Levels of Solaris training
Because Solaris shares many of the same underlying principles of other Unix-derived operating systems like AIX and Linux, Solaris training may feel familiar to experienced IT professionals. Associate-level Solaris training prepares students for basic administrative, archival and maintenance functions. Professional-level training includes emergency maintenance and deployment skills, such as installing the operating system from scratch on a new server. Expert Solaris training helps students understand the platform's advanced networking and security features.
Jobs for IT pros with Solaris certification
According to ZDNet columnist Paul Murphy, companies either use Solaris because they inherited an installation from an earlier IT department, or because a focused CIO knows the OS is the "best tool for the job." Unlike other server operating systems including Windows and Linux, Solaris boasts features that make it especially appealing in high-security, high-risk environments. For example, server administrators can swap hardware elements like hard drives and network connections without rebooting a Solaris system.
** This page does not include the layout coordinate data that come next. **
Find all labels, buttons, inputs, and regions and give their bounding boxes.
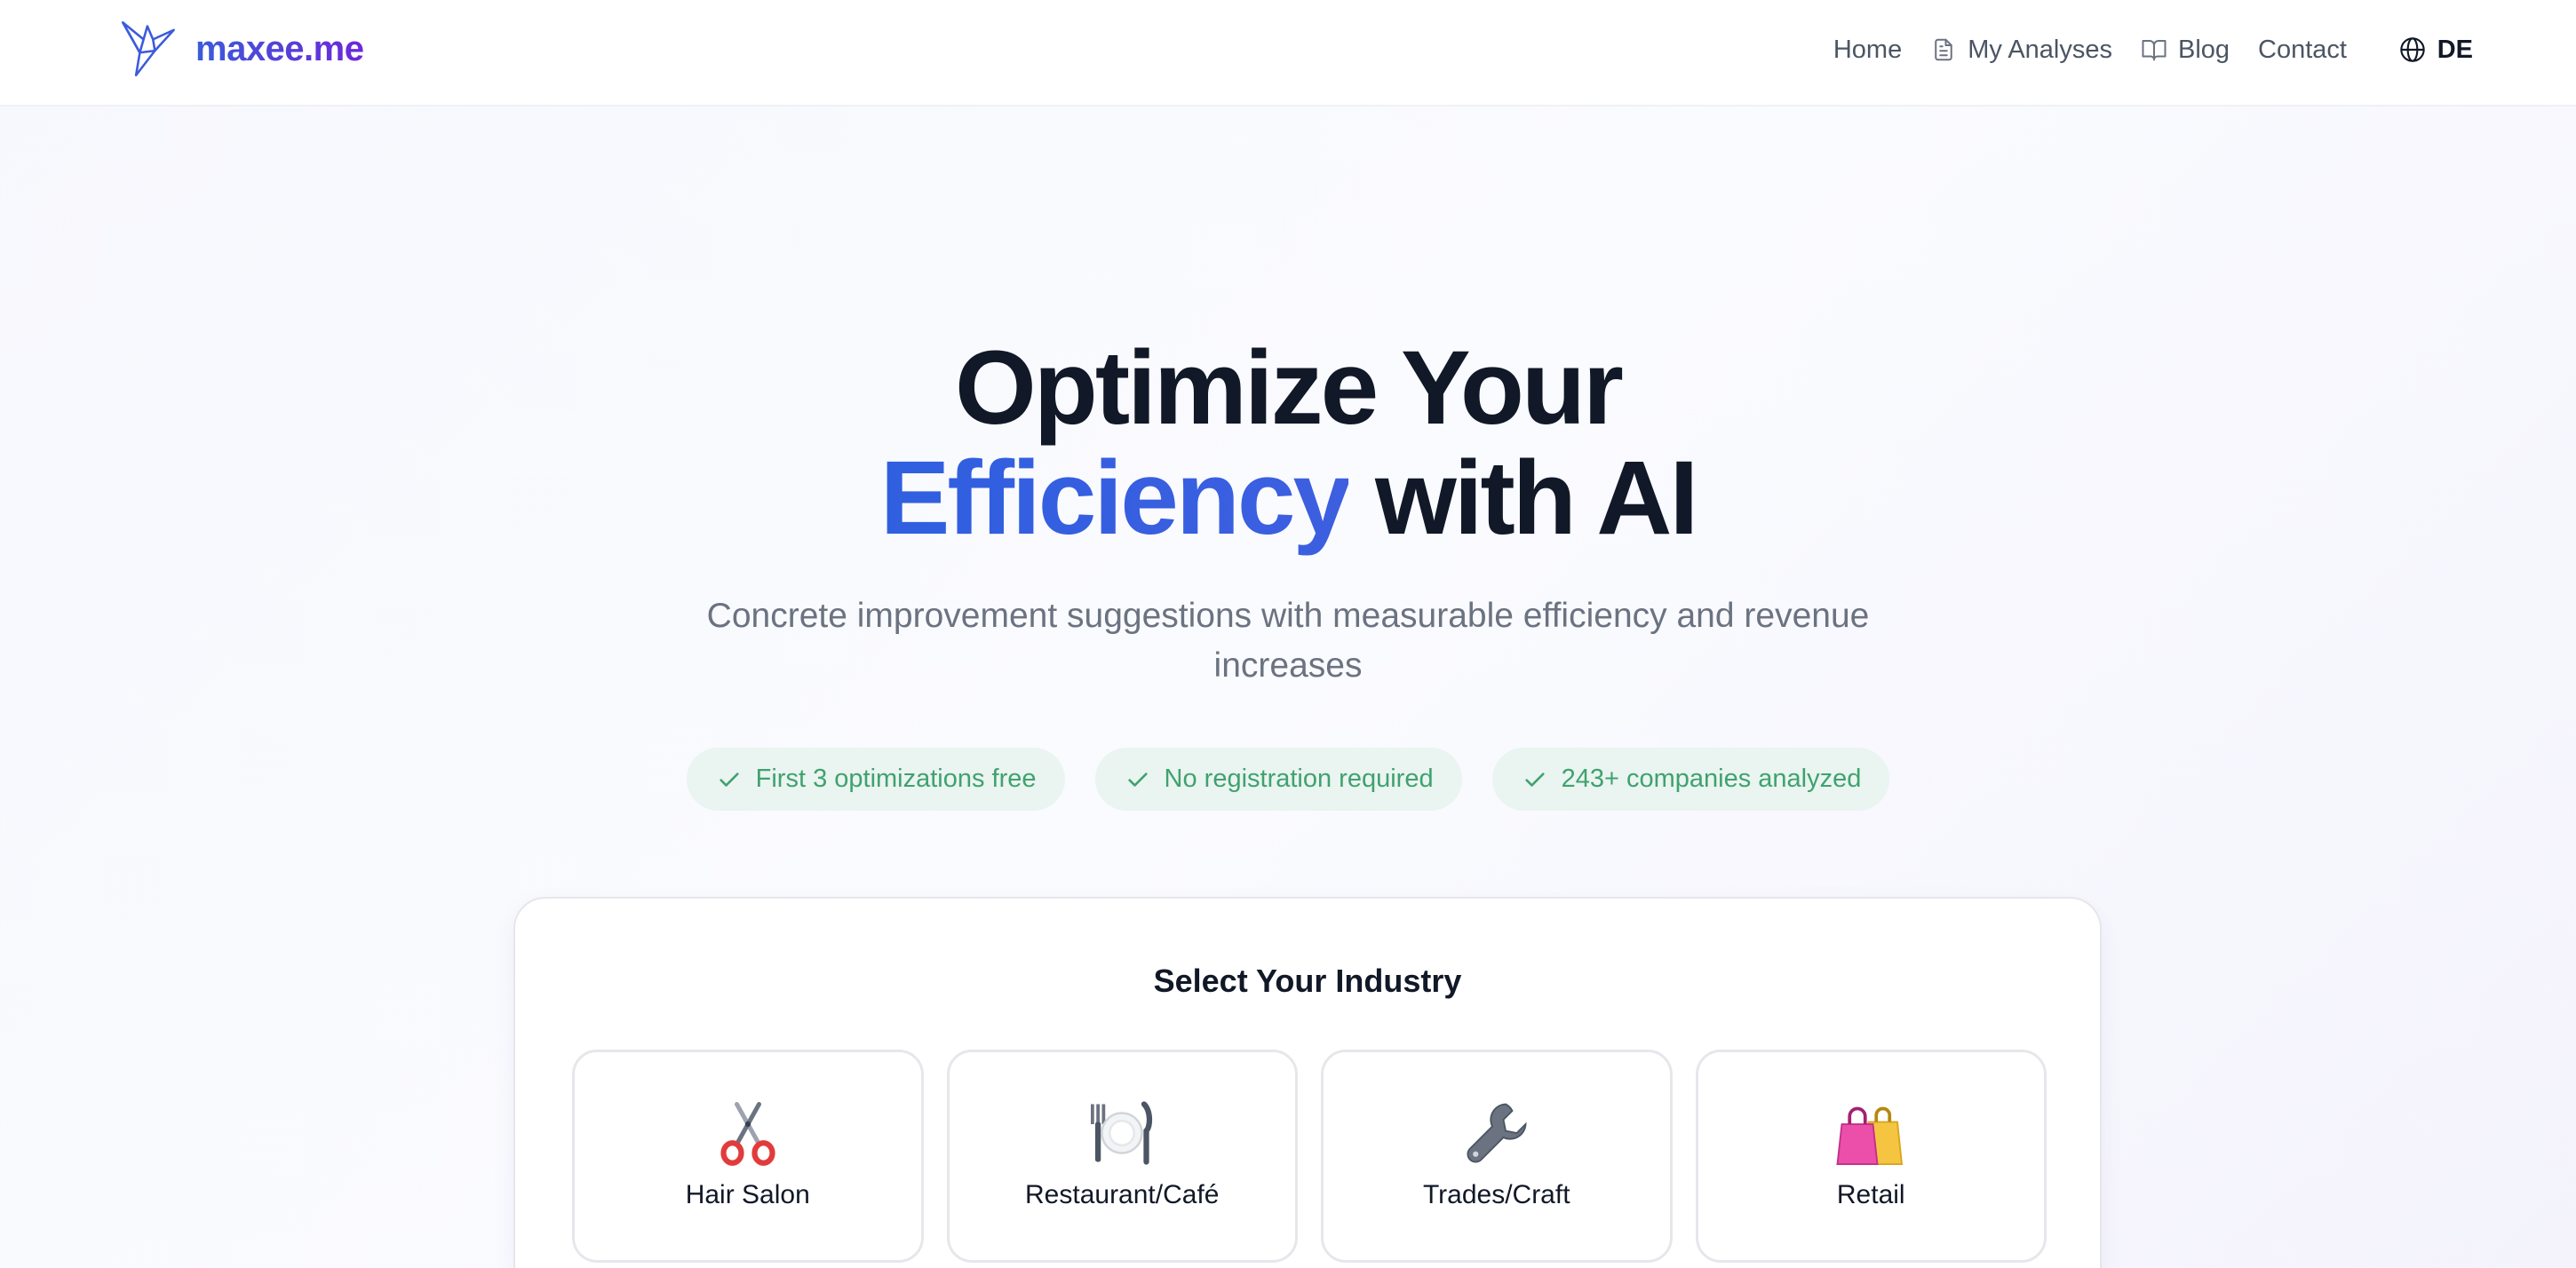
top-header: maxee.me Home My Analyses Blog Contact D… (0, 0, 2576, 107)
industry-option-trades[interactable]: Trades/Craft (1321, 1050, 1673, 1263)
bird-logo-icon (121, 20, 175, 77)
badge-companies-analyzed: 243+ companies analyzed (1491, 748, 1890, 811)
hero-title-rest: with AI (1348, 440, 1698, 557)
industry-card-title: Select Your Industry (1153, 963, 1462, 999)
hero-title-accent: Efficiency (879, 440, 1351, 557)
main-nav: Home My Analyses Blog Contact (1833, 27, 2347, 73)
book-icon (2142, 40, 2167, 61)
hero-title: Optimize Your Efficiency with AI (0, 333, 2576, 553)
nav-blog-label: Blog (2178, 35, 2230, 64)
nav-home[interactable]: Home (1833, 36, 1902, 65)
nav-my-analyses[interactable]: My Analyses (1930, 36, 2112, 65)
badge-no-registration: No registration required (1094, 748, 1462, 811)
industry-label: Trades/Craft (1422, 1180, 1570, 1209)
check-icon (1524, 772, 1545, 787)
scissors-icon (720, 1102, 775, 1166)
plate-cutlery-icon (1091, 1101, 1153, 1165)
industry-option-restaurant[interactable]: Restaurant/Café (946, 1050, 1298, 1263)
badge-free-optimizations: First 3 optimizations free (686, 748, 1065, 811)
logo-link[interactable]: maxee.me (119, 18, 364, 80)
nav-contact[interactable]: Contact (2258, 36, 2347, 65)
check-icon (1127, 772, 1148, 787)
industry-select-card: Select Your Industry Hair Salon Restaura… (513, 897, 2102, 1268)
industry-label: Retail (1836, 1180, 1905, 1209)
badge-label: First 3 optimizations free (755, 765, 1037, 793)
shopping-bags-icon (1836, 1106, 1904, 1165)
industry-option-retail[interactable]: Retail (1695, 1050, 2047, 1263)
hero-subtitle: Concrete improvement suggestions with me… (706, 597, 1870, 685)
hero-title-line1: Optimize Your (955, 329, 1624, 447)
badge-label: 243+ companies analyzed (1561, 765, 1862, 793)
language-label: DE (2437, 35, 2473, 64)
industry-label: Restaurant/Café (1025, 1180, 1220, 1209)
industry-options: Hair Salon Restaurant/Café Trades/Craft … (572, 1050, 2047, 1263)
document-icon (1935, 38, 1952, 61)
logo-text: maxee.me (195, 28, 364, 68)
check-icon (720, 772, 739, 787)
globe-icon (2399, 37, 2425, 62)
feature-badges: First 3 optimizations free No registrati… (0, 748, 2576, 811)
industry-option-hair-salon[interactable]: Hair Salon (572, 1050, 924, 1263)
nav-home-label: Home (1833, 35, 1903, 64)
wrench-icon (1467, 1103, 1527, 1163)
nav-blog[interactable]: Blog (2141, 36, 2230, 65)
language-switcher[interactable]: DE (2398, 27, 2473, 73)
badge-label: No registration required (1164, 765, 1434, 793)
nav-my-analyses-label: My Analyses (1968, 35, 2112, 64)
nav-contact-label: Contact (2258, 35, 2347, 64)
industry-label: Hair Salon (685, 1180, 810, 1209)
Self-healing infrastructure and a ZFS file system add even more value for companies that want to minimize server maintenance and data storage costs.
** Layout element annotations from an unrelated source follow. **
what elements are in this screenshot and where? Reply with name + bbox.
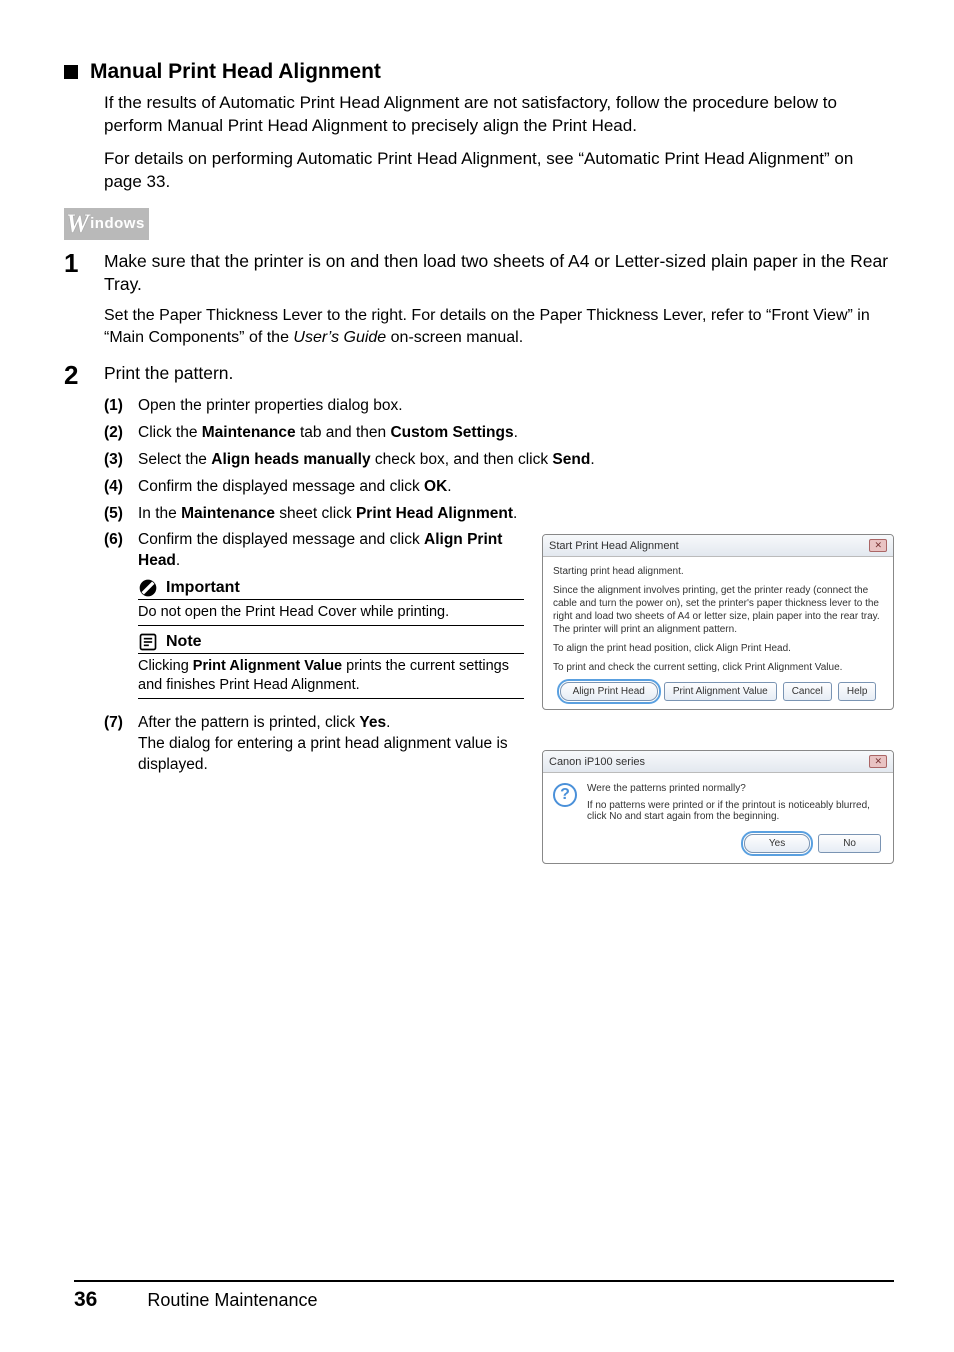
dialog2-p2: If no patterns were printed or if the pr… xyxy=(587,800,881,822)
sub-1-num: (1) xyxy=(104,396,138,417)
dialog1-p2: Since the alignment involves printing, g… xyxy=(553,584,883,636)
cancel-button[interactable]: Cancel xyxy=(783,682,832,701)
prohibit-icon xyxy=(138,578,158,598)
sub-3-num: (3) xyxy=(104,450,138,471)
os-rest: indows xyxy=(90,215,145,232)
close-icon[interactable]: ✕ xyxy=(869,539,887,552)
sub-1-text: Open the printer properties dialog box. xyxy=(138,396,894,417)
dialog2-title: Canon iP100 series xyxy=(549,756,645,768)
yes-button[interactable]: Yes xyxy=(744,834,810,853)
align-print-head-button[interactable]: Align Print Head xyxy=(560,682,658,701)
os-badge: W indows xyxy=(64,208,149,240)
help-button[interactable]: Help xyxy=(838,682,877,701)
sub-4-num: (4) xyxy=(104,477,138,498)
step-1-sub-i: User’s Guide xyxy=(293,329,386,346)
step-1: 1 Make sure that the printer is on and t… xyxy=(64,250,894,348)
footer-label: Routine Maintenance xyxy=(147,1290,317,1311)
step-1-sub-b: on-screen manual. xyxy=(386,329,523,346)
section-heading-row: Manual Print Head Alignment xyxy=(64,60,894,84)
important-callout: Important Do not open the Print Head Cov… xyxy=(138,578,524,626)
note-icon xyxy=(138,632,158,652)
dialog-confirm-patterns: Canon iP100 series ✕ ? Were the patterns… xyxy=(542,750,894,864)
sub-5-text: In the Maintenance sheet click Print Hea… xyxy=(138,504,894,525)
print-alignment-value-button[interactable]: Print Alignment Value xyxy=(664,682,777,701)
step-1-sub: Set the Paper Thickness Lever to the rig… xyxy=(104,305,894,348)
section-title: Manual Print Head Alignment xyxy=(90,60,381,84)
sub-7-num: (7) xyxy=(104,713,138,776)
sub-3-text: Select the Align heads manually check bo… xyxy=(138,450,894,471)
sub-6-num: (6) xyxy=(104,530,138,572)
intro-paragraph-1: If the results of Automatic Print Head A… xyxy=(104,92,894,138)
sub-5-num: (5) xyxy=(104,504,138,525)
intro-paragraph-2: For details on performing Automatic Prin… xyxy=(104,148,894,194)
important-body: Do not open the Print Head Cover while p… xyxy=(138,603,524,626)
note-title: Note xyxy=(166,633,202,651)
step-1-main: Make sure that the printer is on and the… xyxy=(104,250,894,297)
step-2-sublist: (1) Open the printer properties dialog b… xyxy=(104,396,894,865)
dialog2-p1: Were the patterns printed normally? xyxy=(587,783,881,794)
close-icon[interactable]: ✕ xyxy=(869,755,887,768)
page-number: 36 xyxy=(74,1288,97,1312)
step-2-main: Print the pattern. xyxy=(104,362,894,386)
step-2: 2 Print the pattern. (1) Open the printe… xyxy=(64,362,894,864)
step-1-number: 1 xyxy=(64,250,104,348)
page-footer: 36 Routine Maintenance xyxy=(74,1280,894,1312)
question-icon: ? xyxy=(553,783,577,807)
sub-7-text: After the pattern is printed, click Yes.… xyxy=(138,713,524,776)
sub-2-text: Click the Maintenance tab and then Custo… xyxy=(138,423,894,444)
dialog1-p4: To print and check the current setting, … xyxy=(553,661,883,674)
dialog-start-alignment: Start Print Head Alignment ✕ Starting pr… xyxy=(542,534,894,710)
dialog1-title: Start Print Head Alignment xyxy=(549,540,679,552)
sub-2-num: (2) xyxy=(104,423,138,444)
step-2-number: 2 xyxy=(64,362,104,864)
no-button[interactable]: No xyxy=(818,834,881,853)
sub-6-text: Confirm the displayed message and click … xyxy=(138,530,524,572)
dialog1-p1: Starting print head alignment. xyxy=(553,565,883,578)
important-title: Important xyxy=(166,579,240,597)
note-body: Clicking Print Alignment Value prints th… xyxy=(138,657,524,699)
note-callout: Note Clicking Print Alignment Value prin… xyxy=(138,632,524,699)
sub-4-text: Confirm the displayed message and click … xyxy=(138,477,894,498)
os-w-letter: W xyxy=(66,209,89,239)
square-bullet-icon xyxy=(64,65,78,79)
dialog1-p3: To align the print head position, click … xyxy=(553,642,883,655)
Meanwhile, Solaris certification is becoming increasingly important for database administrators who also manage their company's hardware. Before the Oracle-Sun merger, DBAs could select hardware from a variety of vendors. Today, Oracle steers many of its database clients toward its proprietary SPARC hardware, also gained in the Sun acquisition. IT professionals can make themselves even more attractive to employers by stacking certifications on hardware, software, and operating systems.
Earning Solaris certification
IT workers seeking Solaris certification for the first time can leverage their professional experience and classroom training to sit for proctored exams. Professionals with previous versions of Sun Solaris certification can complete abbreviated versions of the exams to get certified by Oracle. Oracle certifications include:
- Oracle Certified Associate, Oracle Solaris 10 Operating System
- Oracle Certified Professional, Oracle Solaris 10 System Administrator
- Oracle Certified Expert, Oracle Solaris 10 Network Administrator
- Oracle Certified Expert, Oracle Solaris 10 Security Administrator
- Oracle Certified Professional, Oracle Solaris Cluster 3.2 System Administrator
Murphy notes that companies using Solaris tend to be staffed with people who are "usually great to work with." Even experienced IT professionals have to earn their way into those organizations, however. Hiring managers and CIOs filter candidates based on their experience, their connections, and their commitment to maintaining current Oracle Solaris certification. Within this subset of the IT community, investing in Solaris training is seen as an essential part of enterprise system maintenance.